27 October 2017, 22:31 CET

After a pause lasting two months, cryptocurrencies like bitcoin, Ethereum, Litecoin and Ripple are once again heading higher. Bitcoin traded above $5,000 for the first time on October 12th. Ethereum, the second largest cryptocurrency, is trading at $345 and seems to be targeting its all-time high of $390. Ripple is trading at $0.28, having rallied from $0.16 in August.

Bitcoin

Source: Pexels.com

In September bitcoin forked into bitcoin and Bitcoin Cash. Bitcoin Cash has already displaced Litecoin as the fourth largest cryptocurrency, with a market capitalization of $5.2 billion. The applications and use-cases seem to grow by the day. Besides companies like Microsoft, Tesla, and Expedia now accepting bitcoin (either directly or through a proxy), new innovative applications are springing up around the world.

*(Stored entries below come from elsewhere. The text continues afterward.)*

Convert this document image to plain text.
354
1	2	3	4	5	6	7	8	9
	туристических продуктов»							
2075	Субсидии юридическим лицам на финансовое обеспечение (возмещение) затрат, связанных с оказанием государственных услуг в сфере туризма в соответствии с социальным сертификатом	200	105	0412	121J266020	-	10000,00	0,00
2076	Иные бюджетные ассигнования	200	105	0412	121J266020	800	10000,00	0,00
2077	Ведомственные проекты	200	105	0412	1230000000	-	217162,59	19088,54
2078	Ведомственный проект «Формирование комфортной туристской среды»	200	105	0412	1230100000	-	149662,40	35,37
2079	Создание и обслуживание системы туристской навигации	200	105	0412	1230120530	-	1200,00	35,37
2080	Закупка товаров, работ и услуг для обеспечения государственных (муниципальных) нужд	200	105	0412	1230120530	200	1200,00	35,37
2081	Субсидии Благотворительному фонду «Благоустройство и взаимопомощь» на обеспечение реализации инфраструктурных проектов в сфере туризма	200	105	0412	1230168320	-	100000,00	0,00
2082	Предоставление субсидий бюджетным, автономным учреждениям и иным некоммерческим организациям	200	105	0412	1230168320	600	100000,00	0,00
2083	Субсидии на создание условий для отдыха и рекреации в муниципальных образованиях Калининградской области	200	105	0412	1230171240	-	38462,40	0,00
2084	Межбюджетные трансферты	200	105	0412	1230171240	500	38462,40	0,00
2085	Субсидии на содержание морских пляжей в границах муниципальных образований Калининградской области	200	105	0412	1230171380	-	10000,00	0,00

For instance, a new emerging pastime, bitcoin gambling, is also gaining popularity on sites like Crypto-Games. The site allows gamblers to play casino games like blackjack, poker, and roulette, using a wide variety of cryptocurrencies, and in a "provably fair" environment. Another company, Custos, is using bitcoin as a bounty to reward those who sniff out digital piracy. The company encrypts digital content with a watermark and a bitcoin reward for those who find the content in the wrong hands.

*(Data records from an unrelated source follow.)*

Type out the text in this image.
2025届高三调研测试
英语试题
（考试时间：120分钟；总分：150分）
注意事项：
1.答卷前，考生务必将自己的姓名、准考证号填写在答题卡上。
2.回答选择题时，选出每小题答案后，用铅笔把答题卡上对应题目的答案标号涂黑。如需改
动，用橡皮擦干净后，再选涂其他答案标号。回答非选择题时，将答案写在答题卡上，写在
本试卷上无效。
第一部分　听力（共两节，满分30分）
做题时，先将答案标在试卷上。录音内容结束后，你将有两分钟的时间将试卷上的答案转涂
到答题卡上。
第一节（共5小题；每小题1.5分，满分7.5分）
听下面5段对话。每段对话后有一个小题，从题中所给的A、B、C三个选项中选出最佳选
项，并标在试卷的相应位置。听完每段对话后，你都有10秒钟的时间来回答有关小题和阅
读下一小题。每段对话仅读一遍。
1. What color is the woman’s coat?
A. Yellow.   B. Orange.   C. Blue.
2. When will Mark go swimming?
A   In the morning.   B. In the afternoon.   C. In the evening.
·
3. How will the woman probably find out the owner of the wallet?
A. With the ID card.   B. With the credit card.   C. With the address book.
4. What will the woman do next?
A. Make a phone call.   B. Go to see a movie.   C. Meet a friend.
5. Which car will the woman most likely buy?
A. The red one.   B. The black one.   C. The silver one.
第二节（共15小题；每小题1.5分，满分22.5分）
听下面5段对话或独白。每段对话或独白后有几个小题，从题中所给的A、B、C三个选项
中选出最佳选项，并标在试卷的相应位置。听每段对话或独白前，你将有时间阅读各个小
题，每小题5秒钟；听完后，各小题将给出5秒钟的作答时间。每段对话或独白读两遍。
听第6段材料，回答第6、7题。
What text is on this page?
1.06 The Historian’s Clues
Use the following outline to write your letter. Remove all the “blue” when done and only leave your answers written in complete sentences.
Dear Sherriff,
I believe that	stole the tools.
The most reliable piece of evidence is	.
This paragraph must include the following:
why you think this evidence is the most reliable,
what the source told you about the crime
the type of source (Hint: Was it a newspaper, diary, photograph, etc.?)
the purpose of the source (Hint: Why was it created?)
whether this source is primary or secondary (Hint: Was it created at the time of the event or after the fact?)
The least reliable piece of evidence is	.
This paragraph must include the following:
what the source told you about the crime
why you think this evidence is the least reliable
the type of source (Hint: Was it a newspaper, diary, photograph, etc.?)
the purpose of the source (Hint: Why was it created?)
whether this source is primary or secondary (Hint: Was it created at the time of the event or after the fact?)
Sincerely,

Similarly, citizens in countries with poor banking systems finally have a reliable and cost-effective method of making online payments.

Banks are joining the trend too. Most banks are either experimenting with bitcoin or at the very least incorporating blockchain technology into their payment protocols. IBM, the IT giant, now has blockchain at the centre of its growth strategy. 

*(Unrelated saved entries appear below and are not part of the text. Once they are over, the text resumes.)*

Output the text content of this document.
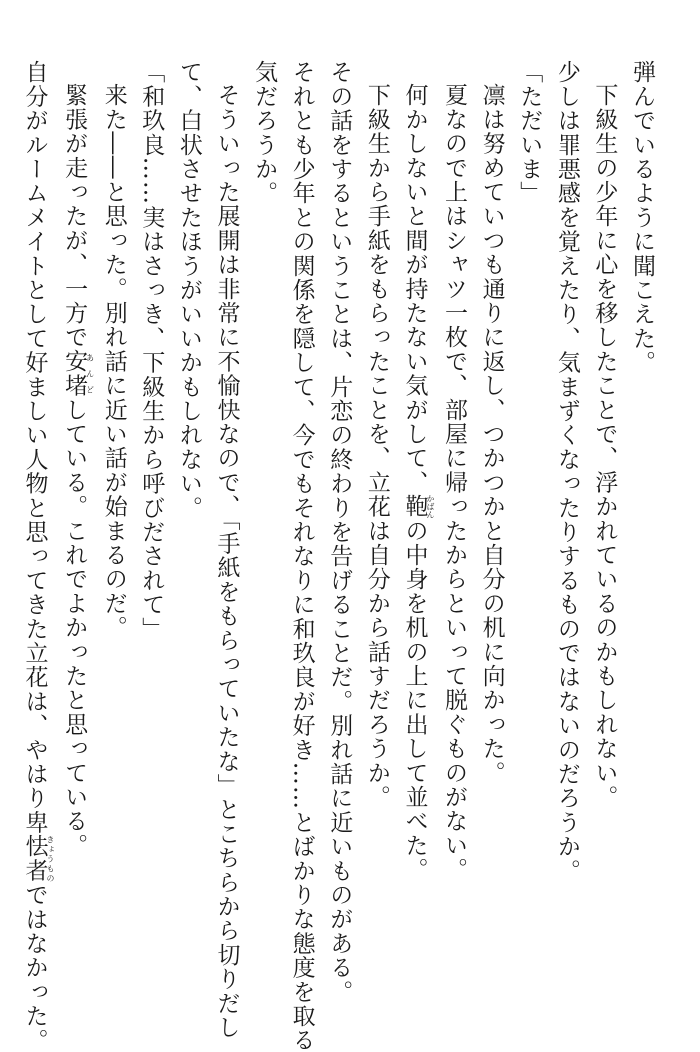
弾んでいるように聞こえた。
下級生の少年に心を移したことで、浮かれているのかもしれない。
少しは罪悪感を覚えたり、気まずくなったりするものではないのだろうか。
「ただいま」
凛は努めていつも通りに返し、つかつかと自分の机に向かった。
夏なので上はシャツ一枚で、部屋に帰ったからといって脱ぐものがない。
何かしないと間が持たない気がして、鞄かばんの中身を机の上に出して並べた。
下級生から手紙をもらったことを、立花は自分から話すだろうか。
その話をするということは、片恋の終わりを告げることだ。別れ話に近いものがある。
それとも少年との関係を隠して、今でもそれなりに和玖良が好き……とばかりな態度を取る
気だろうか。
そういった展開は非常に不愉快なので、「手紙をもらっていたな」とこちらから切りだし
て、白状させたほうがいいかもしれない。
「和玖良……実はさっき、下級生から呼びだされて」
来た――と思った。別れ話に近い話が始まるのだ。
緊張が走ったが、一方で安堵あんどしている。これでよかったと思っている。
自分がルームメイトとして好ましい人物と思ってきた立花は、やはり卑怯者きょうものではなかった。
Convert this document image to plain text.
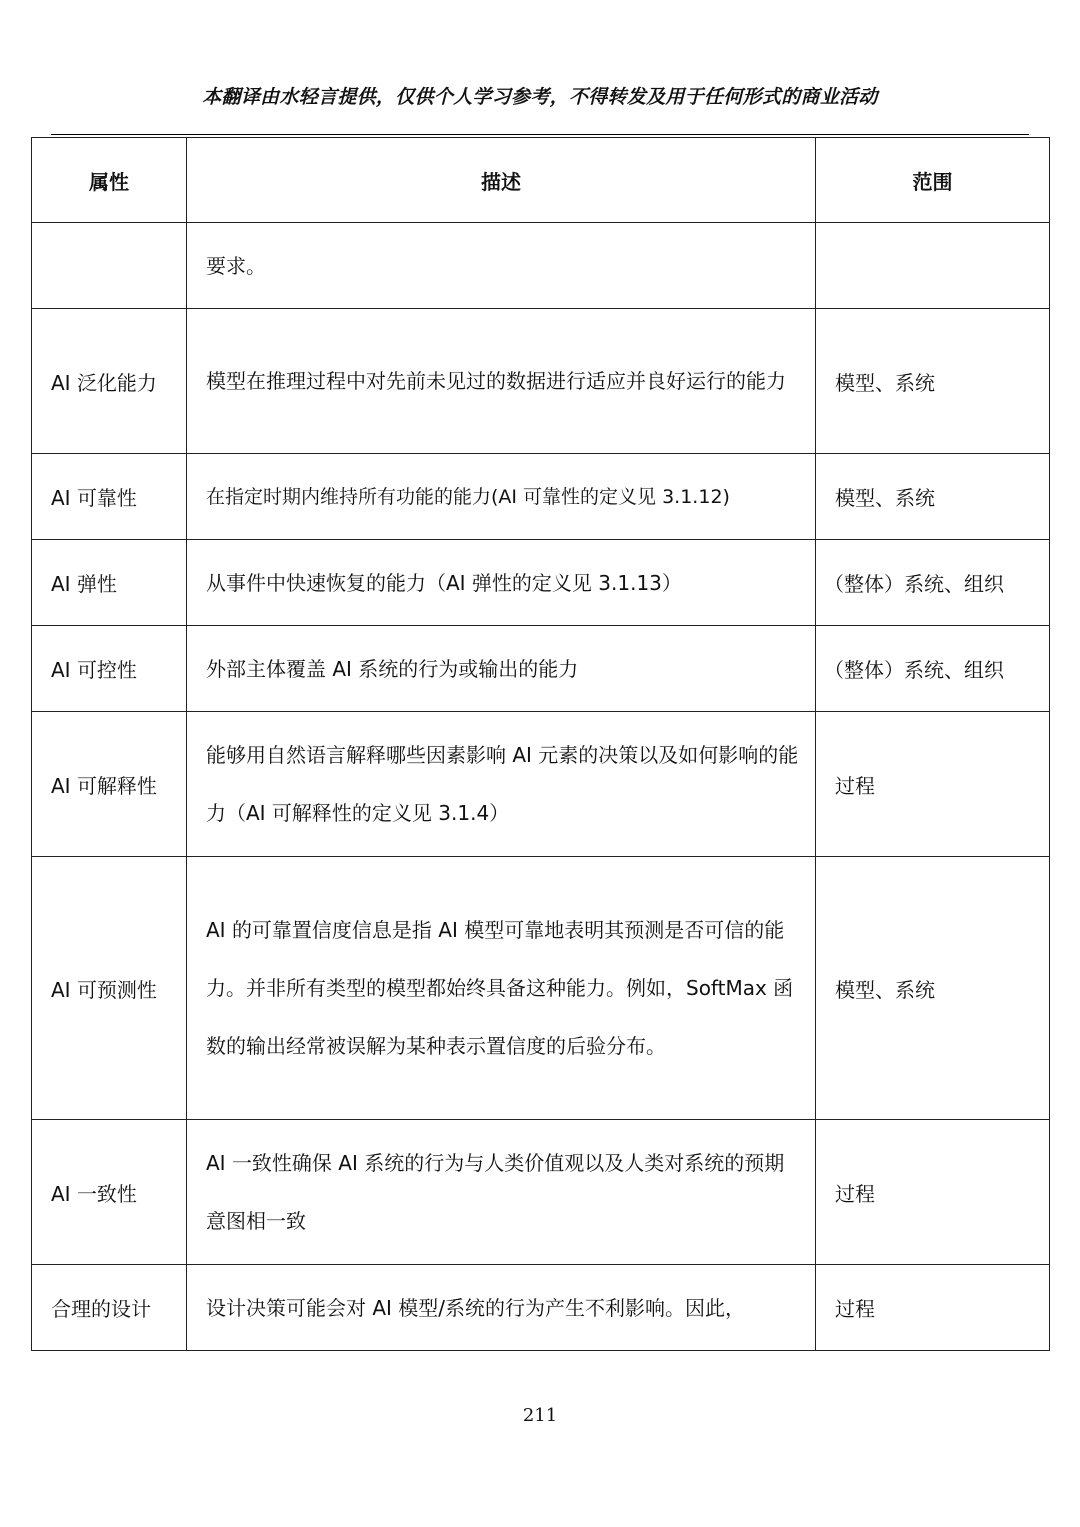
本翻译由水轻言提供，仅供个人学习参考，不得转发及用于任何形式的商业活动
属性	描述	范围
	要求。	
AI 泛化能力	模型在推理过程中对先前未见过的数据进行适应并良好运行的能力	模型、系统
AI 可靠性	在指定时期内维持所有功能的能力(AI 可靠性的定义见 3.1.12)	模型、系统
AI 弹性	从事件中快速恢复的能力（AI 弹性的定义见 3.1.13）	（整体）系统、组织
AI 可控性	外部主体覆盖 AI 系统的行为或输出的能力	（整体）系统、组织
AI 可解释性	能够用自然语言解释哪些因素影响 AI 元素的决策以及如何影响的能力（AI 可解释性的定义见 3.1.4）	过程
AI 可预测性	AI 的可靠置信度信息是指 AI 模型可靠地表明其预测是否可信的能力。并非所有类型的模型都始终具备这种能力。例如，SoftMax 函数的输出经常被误解为某种表示置信度的后验分布。	模型、系统
AI 一致性	AI 一致性确保 AI 系统的行为与人类价值观以及人类对系统的预期意图相一致	过程
合理的设计	设计决策可能会对 AI 模型/系统的行为产生不利影响。因此，	过程
211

And it seems governments are jumping on the bandwagon too. The first country to express interest in developing its own digital currency was Estonia. The currency, which is slated to be called ‘Estcoin’, may be launched with the help of Ethereum’s founder, Vitalik Buterin.

More recently, Russia joined the party.  The country’s finance minister, Anton Siluanov, stated that cryptocurrencies are a fact of life and that they need to be monitored, regulated and accepted. Russia’s communications minister said if his government didn't launch its own digital currency, then their neighbours would.

This is an interesting point. The last thing a government wants is its citizens transacting in a currency controlled by another government. Governments are also realising that they cannot ignore the cryptocurrency revolution. They know that banning bitcoin, and other digital currencies, will force the industry underground. They can either attempt to regulate them, or they can launch their own and compete, possibly using state guarantees as a competitive advantage.

Crypto-currencies issued by governments will be slightly different from bitcoin, Ethereum, and Ripple. These coins will not be mined but issued by governments. They also won’t be entirely anonymous, and they will be taxed at some level.

We are therefore likely to see a race amongst countries, and possibly trade blocs like the EU, to gain first-mover advantage and become the international trading currency of choice. Those that don’t may lose out on the ability to tax regional trade. Governments are going to need to do everything they can to help their banking sectors, which are already at risk of fading into obscurity.

There are no guarantees that a government-issued digital currency will be a success. But European leaders will have to at least be seen to be making an effort, and may well jump onto the bandwagon sooner than later.